What is cardiac excitability?

1. Resting Membrane Potential:

Cardiac cells, like other excitable cells, have a resting membrane potential (RMP). This is the difference in electrical potential between the inside and outside of the cell when it is at rest and not actively generating an electrical impulse. In cardiac myocytes, the RMP is typically around -85 to -95 millivolts (mV).

2. Action Potential:

Cardiac excitability involves the generation of an action potential, which is a rapid change in the membrane potential of the cardiac cell. When a stimulus reaches a certain threshold, it causes the membrane potential to rapidly depolarize (become less negative) and reach a peak positive potential (upstroke). This is followed by a repolarization phase, where the membrane potential returns to its resting state (downstroke).

3. Refractory Periods:

After an action potential, cardiac cells enter different refractory periods:

- Absolute refractory period: During this period, no stimulus, no matter how strong, can trigger another action potential.

- Relative refractory period: During this period, a stronger-than-normal stimulus can elicit an action potential, but it requires more energy.

4. Threshold Potential:

The threshold potential is the minimum membrane potential that must be reached to initiate an action potential. In cardiac cells, the threshold potential is typically between -60 and -70 mV.

5. Action Potential Duration:

The action potential duration (APD) refers to the time it takes from the start of depolarization to the end of repolarization. Prolonged APD can lead to arrhythmias.

6. Ion Channels:

Cardiac excitability is tightly regulated by the activity of various ion channels within the cell membrane. These channels, such as sodium, potassium, and calcium channels, control the flow of ions into and out of the cell, influencing the membrane potential and action potential waveform.

7. Autonomic Nervous System:

The autonomic nervous system, particularly the sympathetic and parasympathetic divisions, can modulate cardiac excitability. Sympathetic stimulation increases excitability and heart rate, while parasympathetic stimulation decreases excitability and heart rate.

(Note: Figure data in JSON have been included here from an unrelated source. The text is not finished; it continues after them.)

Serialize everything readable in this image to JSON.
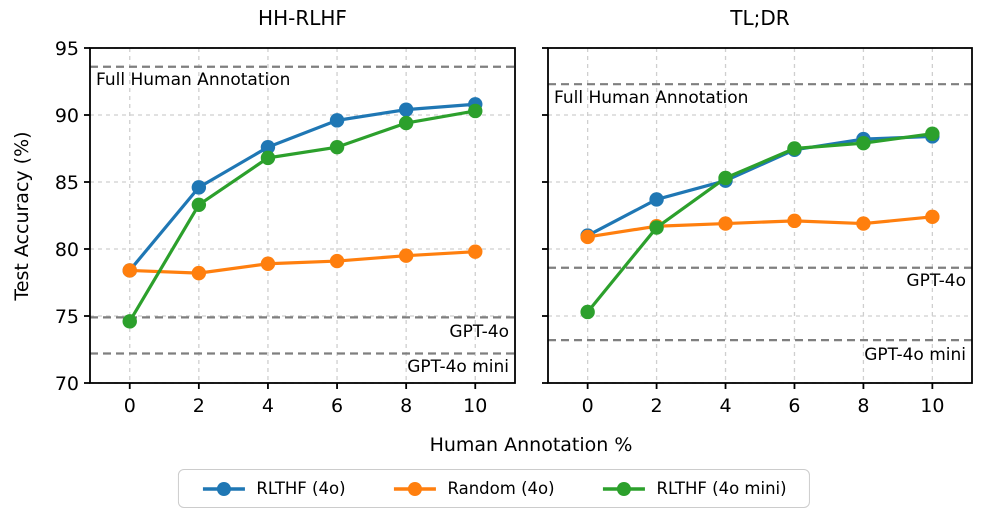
{
  "figure": {
    "xlabel": "Human Annotation %",
    "ylabel": "Test Accuracy (%)",
    "legend": [
      {
        "label": "RLTHF (4o)",
        "color": "#1f77b4"
      },
      {
        "label": "Random (4o)",
        "color": "#ff7f0e"
      },
      {
        "label": "RLTHF (4o mini)",
        "color": "#2ca02c"
      }
    ]
  },
  "chart_data": [
    {
      "type": "line",
      "title": "HH-RLHF",
      "xlabel": "Human Annotation %",
      "ylabel": "Test Accuracy (%)",
      "x": [
        0,
        2,
        4,
        6,
        8,
        10
      ],
      "xticks": [
        0,
        2,
        4,
        6,
        8,
        10
      ],
      "yticks": [
        70,
        75,
        80,
        85,
        90,
        95
      ],
      "xlim": [
        -1.15,
        11.15
      ],
      "ylim": [
        70,
        95
      ],
      "grid": true,
      "series": [
        {
          "name": "RLTHF (4o)",
          "color": "#1f77b4",
          "values": [
            78.4,
            84.6,
            87.6,
            89.6,
            90.4,
            90.8
          ]
        },
        {
          "name": "Random (4o)",
          "color": "#ff7f0e",
          "values": [
            78.4,
            78.2,
            78.9,
            79.1,
            79.5,
            79.8
          ]
        },
        {
          "name": "RLTHF (4o mini)",
          "color": "#2ca02c",
          "values": [
            74.6,
            83.3,
            86.8,
            87.6,
            89.4,
            90.3
          ]
        }
      ],
      "reference_lines": [
        {
          "label": "Full Human Annotation",
          "value": 93.6,
          "align": "left"
        },
        {
          "label": "GPT-4o",
          "value": 74.9,
          "align": "right"
        },
        {
          "label": "GPT-4o mini",
          "value": 72.2,
          "align": "right"
        }
      ]
    },
    {
      "type": "line",
      "title": "TL;DR",
      "xlabel": "Human Annotation %",
      "ylabel": "Test Accuracy (%)",
      "x": [
        0,
        2,
        4,
        6,
        8,
        10
      ],
      "xticks": [
        0,
        2,
        4,
        6,
        8,
        10
      ],
      "yticks": [
        70,
        75,
        80,
        85,
        90,
        95
      ],
      "xlim": [
        -1.15,
        11.15
      ],
      "ylim": [
        70,
        95
      ],
      "grid": true,
      "series": [
        {
          "name": "RLTHF (4o)",
          "color": "#1f77b4",
          "values": [
            81.0,
            83.7,
            85.1,
            87.4,
            88.2,
            88.4
          ]
        },
        {
          "name": "Random (4o)",
          "color": "#ff7f0e",
          "values": [
            80.9,
            81.7,
            81.9,
            82.1,
            81.9,
            82.4
          ]
        },
        {
          "name": "RLTHF (4o mini)",
          "color": "#2ca02c",
          "values": [
            75.3,
            81.6,
            85.3,
            87.5,
            87.9,
            88.6
          ]
        }
      ],
      "reference_lines": [
        {
          "label": "Full Human Annotation",
          "value": 92.3,
          "align": "left"
        },
        {
          "label": "GPT-4o",
          "value": 78.6,
          "align": "right"
        },
        {
          "label": "GPT-4o mini",
          "value": 73.2,
          "align": "right"
        }
      ]
    }
  ]
}
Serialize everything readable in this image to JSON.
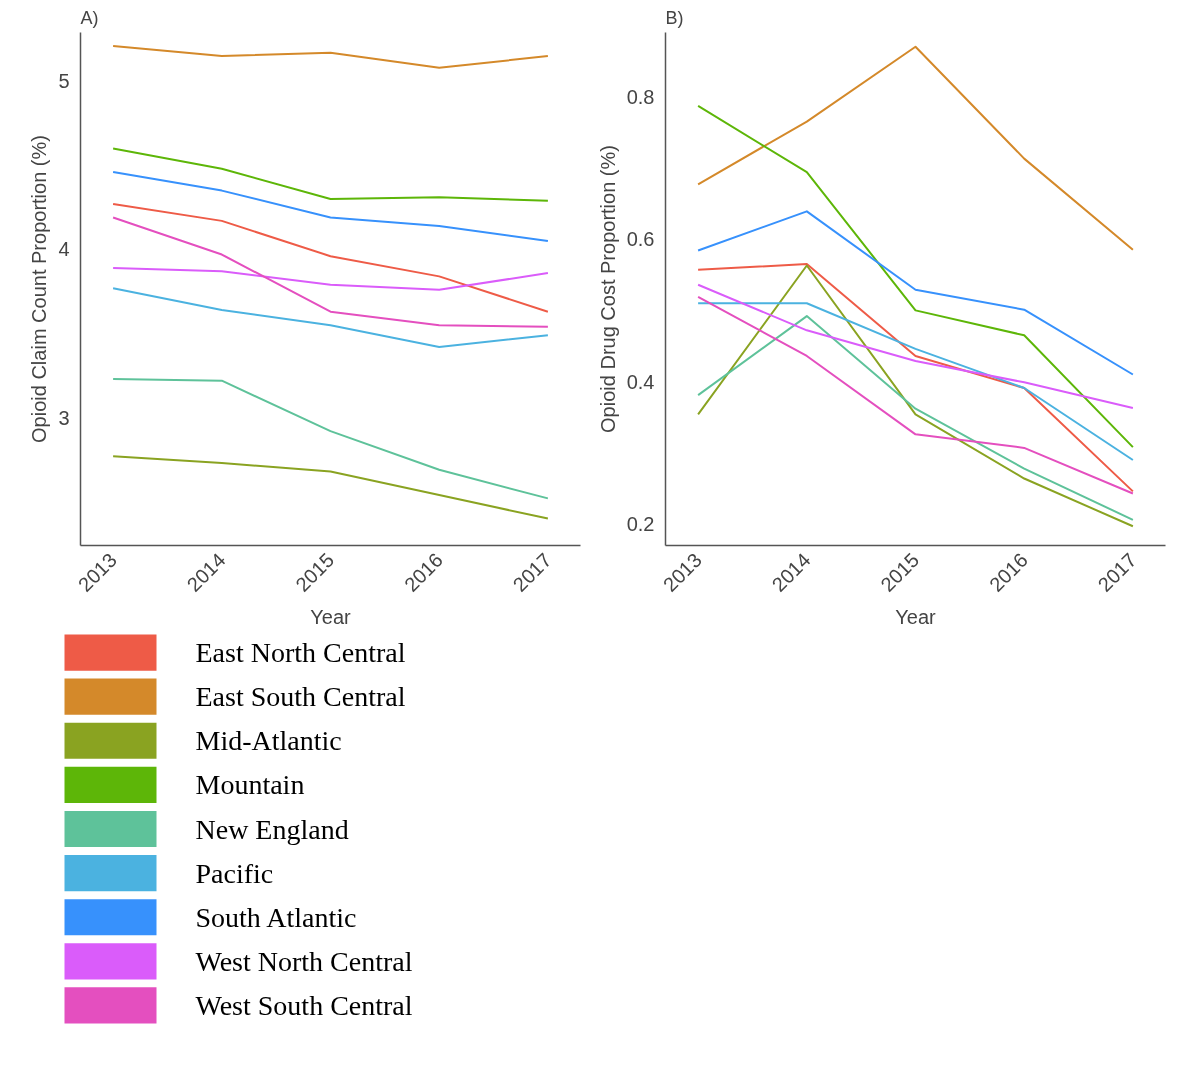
{
  "chart_data": [
    {
      "type": "line",
      "title": "A)",
      "xlabel": "Year",
      "ylabel": "Opioid Claim Count Proportion (%)",
      "categories": [
        "2013",
        "2014",
        "2015",
        "2016",
        "2017"
      ],
      "ylim": [
        2.24,
        5.29
      ],
      "yticks": [
        3,
        4,
        5
      ],
      "legend": "bottom",
      "series": [
        {
          "name": "East North Central",
          "color": "#ee5b47",
          "values": [
            4.27,
            4.17,
            3.96,
            3.84,
            3.63
          ]
        },
        {
          "name": "East South Central",
          "color": "#d4892a",
          "values": [
            5.21,
            5.15,
            5.17,
            5.08,
            5.15
          ]
        },
        {
          "name": "Mid-Atlantic",
          "color": "#8aa321",
          "values": [
            2.77,
            2.73,
            2.68,
            2.54,
            2.4
          ]
        },
        {
          "name": "Mountain",
          "color": "#5db608",
          "values": [
            4.6,
            4.48,
            4.3,
            4.31,
            4.29
          ]
        },
        {
          "name": "New England",
          "color": "#5ec29a",
          "values": [
            3.23,
            3.22,
            2.92,
            2.69,
            2.52
          ]
        },
        {
          "name": "Pacific",
          "color": "#4bb2e0",
          "values": [
            3.77,
            3.64,
            3.55,
            3.42,
            3.49
          ]
        },
        {
          "name": "South Atlantic",
          "color": "#3791fc",
          "values": [
            4.46,
            4.35,
            4.19,
            4.14,
            4.05
          ]
        },
        {
          "name": "West North Central",
          "color": "#da5cfa",
          "values": [
            3.89,
            3.87,
            3.79,
            3.76,
            3.86
          ]
        },
        {
          "name": "West South Central",
          "color": "#e44fbf",
          "values": [
            4.19,
            3.97,
            3.63,
            3.55,
            3.54
          ]
        }
      ]
    },
    {
      "type": "line",
      "title": "B)",
      "xlabel": "Year",
      "ylabel": "Opioid Drug Cost Proportion (%)",
      "categories": [
        "2013",
        "2014",
        "2015",
        "2016",
        "2017"
      ],
      "ylim": [
        0.17,
        0.89
      ],
      "yticks": [
        0.2,
        0.4,
        0.6,
        0.8
      ],
      "legend": "bottom",
      "series": [
        {
          "name": "East North Central",
          "color": "#ee5b47",
          "values": [
            0.557,
            0.565,
            0.436,
            0.391,
            0.246
          ]
        },
        {
          "name": "East South Central",
          "color": "#d4892a",
          "values": [
            0.677,
            0.765,
            0.87,
            0.713,
            0.585
          ]
        },
        {
          "name": "Mid-Atlantic",
          "color": "#8aa321",
          "values": [
            0.354,
            0.563,
            0.354,
            0.264,
            0.197
          ]
        },
        {
          "name": "Mountain",
          "color": "#5db608",
          "values": [
            0.787,
            0.694,
            0.5,
            0.465,
            0.308
          ]
        },
        {
          "name": "New England",
          "color": "#5ec29a",
          "values": [
            0.381,
            0.492,
            0.362,
            0.278,
            0.206
          ]
        },
        {
          "name": "Pacific",
          "color": "#4bb2e0",
          "values": [
            0.51,
            0.51,
            0.446,
            0.391,
            0.29
          ]
        },
        {
          "name": "South Atlantic",
          "color": "#3791fc",
          "values": [
            0.584,
            0.639,
            0.529,
            0.501,
            0.41
          ]
        },
        {
          "name": "West North Central",
          "color": "#da5cfa",
          "values": [
            0.536,
            0.472,
            0.429,
            0.399,
            0.363
          ]
        },
        {
          "name": "West South Central",
          "color": "#e44fbf",
          "values": [
            0.519,
            0.436,
            0.326,
            0.307,
            0.243
          ]
        }
      ]
    }
  ]
}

8. Heart Disease and Drugs:

Cardiac excitability can be affected by various heart conditions and medications. For instance, certain arrhythmias may arise due to abnormal excitability, and some drugs used in cardiac therapy target ion channels to influence excitability.

Overall, cardiac excitability is a crucial factor in maintaining the regular rhythm and coordinated contraction of the heart. Dysregulation of excitability can lead to various cardiac arrhythmias and impact overall heart function. Understanding cardiac excitability and its regulation is essential in the study of cardiac electrophysiology and the development of treatments for heart rhythm disorders.